Advances in Cathode Materials for Solid Oxide Fuel Cells: Complex Oxides without Alkaline Earth Metal Elements

Solid oxide fuel cells (SOFCs) represent one of the cleanest and most efficient options for the direct conversion of a wide variety of fuels to electricity. For example, SOFCs powered by natural gas are ideally suited for distributed power generation. However, the commercialization of SOFC technologies hinges on breakthroughs in materials development to dramatically reduce the cost while enhancing performance and durability. One of the critical obstacles to achieving high‐performance SOFC systems is the cathodes for oxygen reduction reaction (ORR), which perform poorly at low temperatures and degrade over time under operating conditions. Here a comprehensive review of the latest advances in the development of SOFC cathodes is presented: complex oxides without alkaline earth metal elements (because these elements could be vulnerable to phase segregation and contaminant poisoning).

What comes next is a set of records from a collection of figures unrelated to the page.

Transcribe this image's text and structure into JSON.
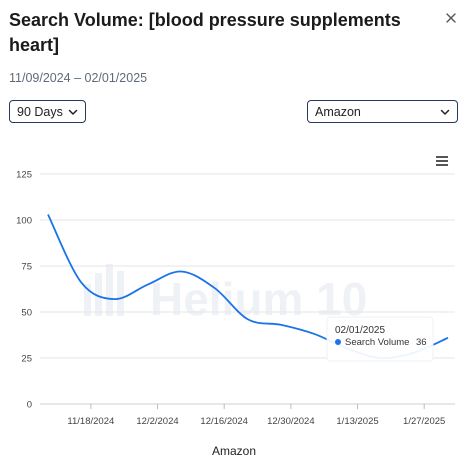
{
  "header": {
    "title": "Search Volume: [blood pressure supplements heart]",
    "date_range": "11/09/2024 – 02/01/2025"
  },
  "controls": {
    "days_selected": "90 Days",
    "marketplace_selected": "Amazon"
  },
  "icons": {
    "close": "close-icon",
    "menu": "hamburger-menu-icon",
    "dropdown": "chevron-down-icon"
  },
  "watermark": "Helium 10",
  "tooltip": {
    "date": "02/01/2025",
    "series": "Search Volume",
    "value": "36"
  },
  "colors": {
    "line": "#1a73e8",
    "grid": "#e6e6e6"
  },
  "chart_data": {
    "type": "line",
    "xlabel": "Amazon",
    "ylabel": "",
    "ylim": [
      0,
      125
    ],
    "yticks": [
      0,
      25,
      50,
      75,
      100,
      125
    ],
    "xticks": [
      "11/18/2024",
      "12/2/2024",
      "12/16/2024",
      "12/30/2024",
      "1/13/2025",
      "1/27/2025"
    ],
    "x": [
      "11/09/2024",
      "11/16/2024",
      "11/23/2024",
      "11/30/2024",
      "12/07/2024",
      "12/14/2024",
      "12/21/2024",
      "12/28/2024",
      "01/04/2025",
      "01/11/2025",
      "01/18/2025",
      "01/25/2025",
      "02/01/2025"
    ],
    "series": [
      {
        "name": "Search Volume",
        "values": [
          103,
          66,
          57,
          65,
          72,
          63,
          46,
          43,
          38,
          30,
          25,
          28,
          36
        ]
      }
    ]
  }
}
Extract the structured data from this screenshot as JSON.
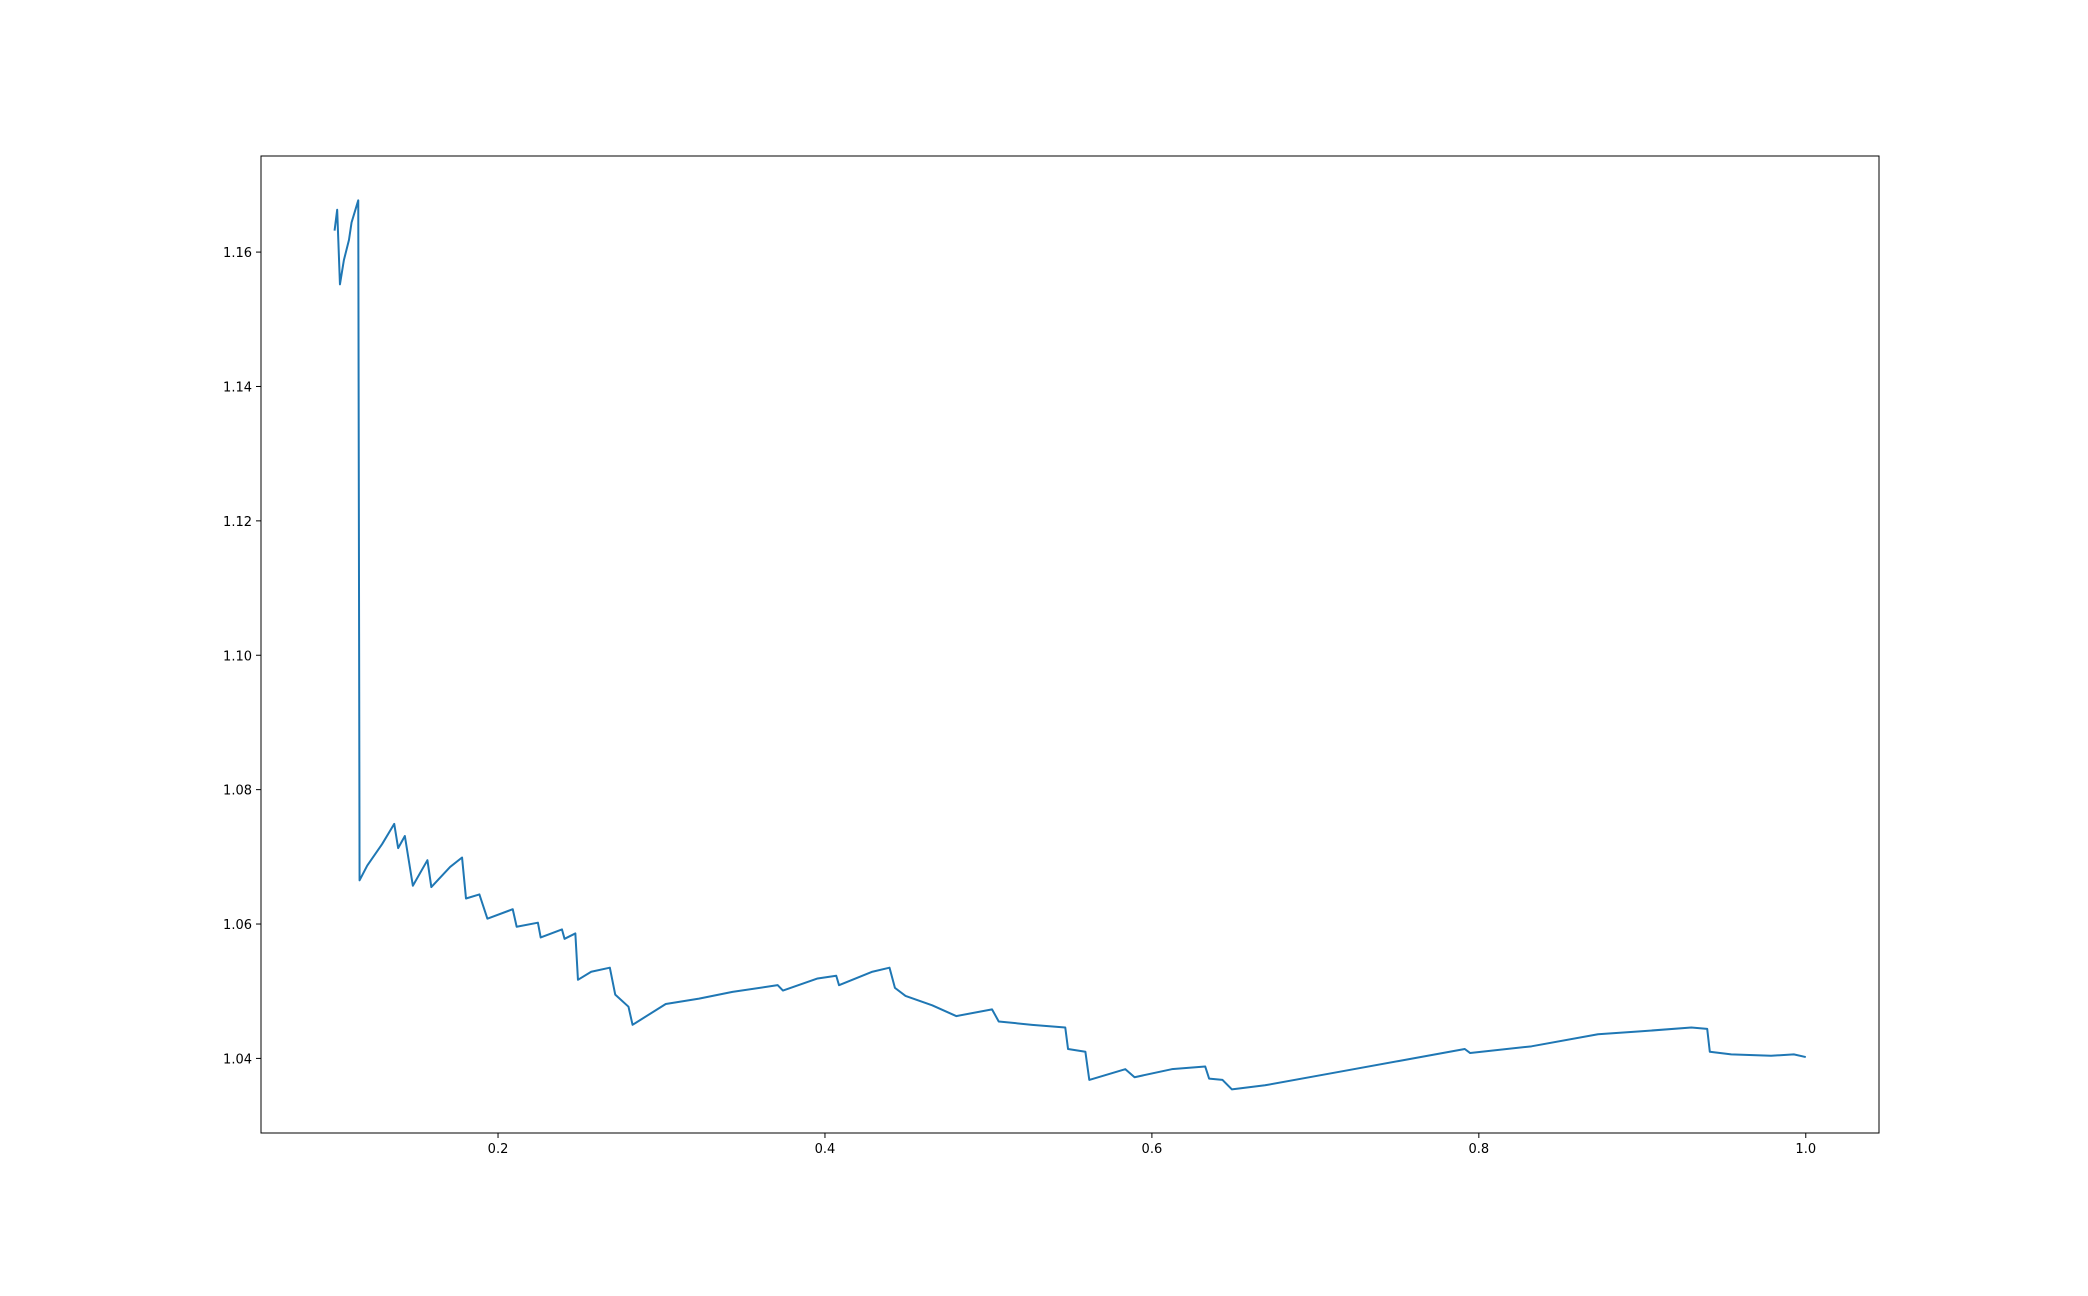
{
  "chart_data": {
    "type": "line",
    "color": "#1f77b4",
    "x": [
      0.1,
      0.1016,
      0.1033,
      0.1057,
      0.1088,
      0.1104,
      0.112,
      0.1145,
      0.1153,
      0.12,
      0.1291,
      0.1365,
      0.1389,
      0.143,
      0.1479,
      0.1568,
      0.1592,
      0.1707,
      0.178,
      0.1804,
      0.1886,
      0.1935,
      0.209,
      0.2114,
      0.2244,
      0.2261,
      0.2391,
      0.2407,
      0.2473,
      0.2489,
      0.257,
      0.2684,
      0.2717,
      0.2798,
      0.2823,
      0.3026,
      0.323,
      0.3434,
      0.3711,
      0.3743,
      0.3955,
      0.4069,
      0.4086,
      0.429,
      0.4395,
      0.4428,
      0.4493,
      0.4656,
      0.4803,
      0.5022,
      0.5063,
      0.5267,
      0.547,
      0.5487,
      0.5593,
      0.5617,
      0.5837,
      0.5894,
      0.6122,
      0.6326,
      0.635,
      0.6432,
      0.6489,
      0.6692,
      0.71,
      0.7507,
      0.7914,
      0.7947,
      0.8322,
      0.8729,
      0.8974,
      0.93,
      0.9397,
      0.9413,
      0.9544,
      0.9788,
      0.9927,
      1.0
    ],
    "values": [
      1.1632,
      1.1663,
      1.1552,
      1.1588,
      1.1618,
      1.1644,
      1.1657,
      1.1677,
      1.0665,
      1.0687,
      1.0719,
      1.0749,
      1.0713,
      1.0731,
      1.0657,
      1.0695,
      1.0655,
      1.0685,
      1.0699,
      1.0638,
      1.0644,
      1.0608,
      1.0622,
      1.0596,
      1.0602,
      1.058,
      1.0592,
      1.0578,
      1.0586,
      1.0517,
      1.0529,
      1.0535,
      1.0495,
      1.0477,
      1.045,
      1.0481,
      1.0489,
      1.0499,
      1.0509,
      1.0501,
      1.0519,
      1.0523,
      1.0509,
      1.0529,
      1.0535,
      1.0505,
      1.0493,
      1.0479,
      1.0463,
      1.0473,
      1.0455,
      1.045,
      1.0446,
      1.0414,
      1.041,
      1.0368,
      1.0384,
      1.0372,
      1.0384,
      1.0388,
      1.037,
      1.0368,
      1.0354,
      1.036,
      1.0378,
      1.0396,
      1.0414,
      1.0408,
      1.0418,
      1.0436,
      1.044,
      1.0446,
      1.0444,
      1.041,
      1.0406,
      1.0404,
      1.0406,
      1.0402
    ],
    "xlim": [
      0.055,
      1.0448
    ],
    "ylim": [
      1.0289,
      1.1743
    ],
    "xticks": [
      0.2,
      0.4,
      0.6,
      0.8,
      {
        "value": 1.0,
        "label": "1.0"
      }
    ],
    "yticks": [
      1.04,
      1.06,
      1.08,
      {
        "value": 1.1,
        "label": "1.10"
      },
      1.12,
      1.14,
      1.16
    ]
  }
}
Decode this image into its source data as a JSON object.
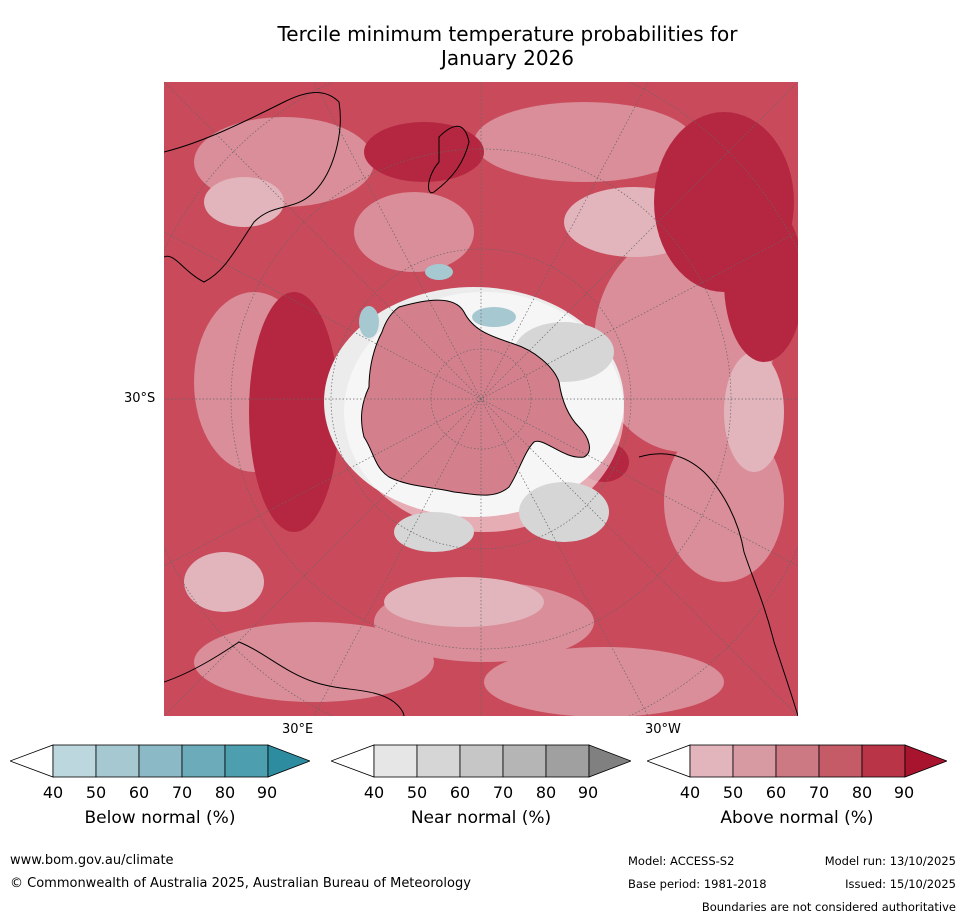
{
  "title_line1": "Tercile minimum temperature probabilities for",
  "title_line2": "January 2026",
  "map": {
    "lat_label": "30°S",
    "lon_label_east": "30°E",
    "lon_label_west": "30°W"
  },
  "colorbars": [
    {
      "title": "Below normal (%)",
      "ticks": [
        "40",
        "50",
        "60",
        "70",
        "80",
        "90"
      ],
      "colors": [
        "#ffffff",
        "#bdd7de",
        "#a6c8d0",
        "#8bb9c5",
        "#6cabba",
        "#4d9fb0",
        "#2e8ca0"
      ]
    },
    {
      "title": "Near normal (%)",
      "ticks": [
        "40",
        "50",
        "60",
        "70",
        "80",
        "90"
      ],
      "colors": [
        "#ffffff",
        "#e6e6e6",
        "#d6d6d6",
        "#c6c6c6",
        "#b5b5b5",
        "#a0a0a0",
        "#808080"
      ]
    },
    {
      "title": "Above normal (%)",
      "ticks": [
        "40",
        "50",
        "60",
        "70",
        "80",
        "90"
      ],
      "colors": [
        "#ffffff",
        "#e2b5bc",
        "#d89aa2",
        "#cd7984",
        "#c55b67",
        "#ba3447",
        "#a8142e"
      ]
    }
  ],
  "footer": {
    "website": "www.bom.gov.au/climate",
    "copyright": "© Commonwealth of Australia 2025, Australian Bureau of Meteorology",
    "model": "Model: ACCESS-S2",
    "base_period": "Base period: 1981-2018",
    "model_run": "Model run: 13/10/2025",
    "issued": "Issued: 15/10/2025",
    "disclaimer": "Boundaries are not considered authoritative"
  }
}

Various strategies are discussed for enhancing ORR activity while minimizing the effect of contaminant on electrode durability. Furthermore, some of the critical challenges are briefly highlighted and the prospects for future‐generation SOFC cathodes are discussed. A good understanding of the latest advances and remaining challenges in searching for highly active SOFC cathodes with robust tolerance to contaminants may provide useful guidance for the rational design of new materials and structures for commercially viable SOFC technologies. Recent advances in the development of cathode materials for solid oxide fuel cells (SOFCs) are reviewed, focusing on the relationship between crystal structure, composition, catalytic activity, and durability. Various strategies for microstructure optimization and performance enhancement are highlighted, together with challenges and prospects, to provide guidelines for knowledge‐based design of novel cathodes for a new generation of SOFCs.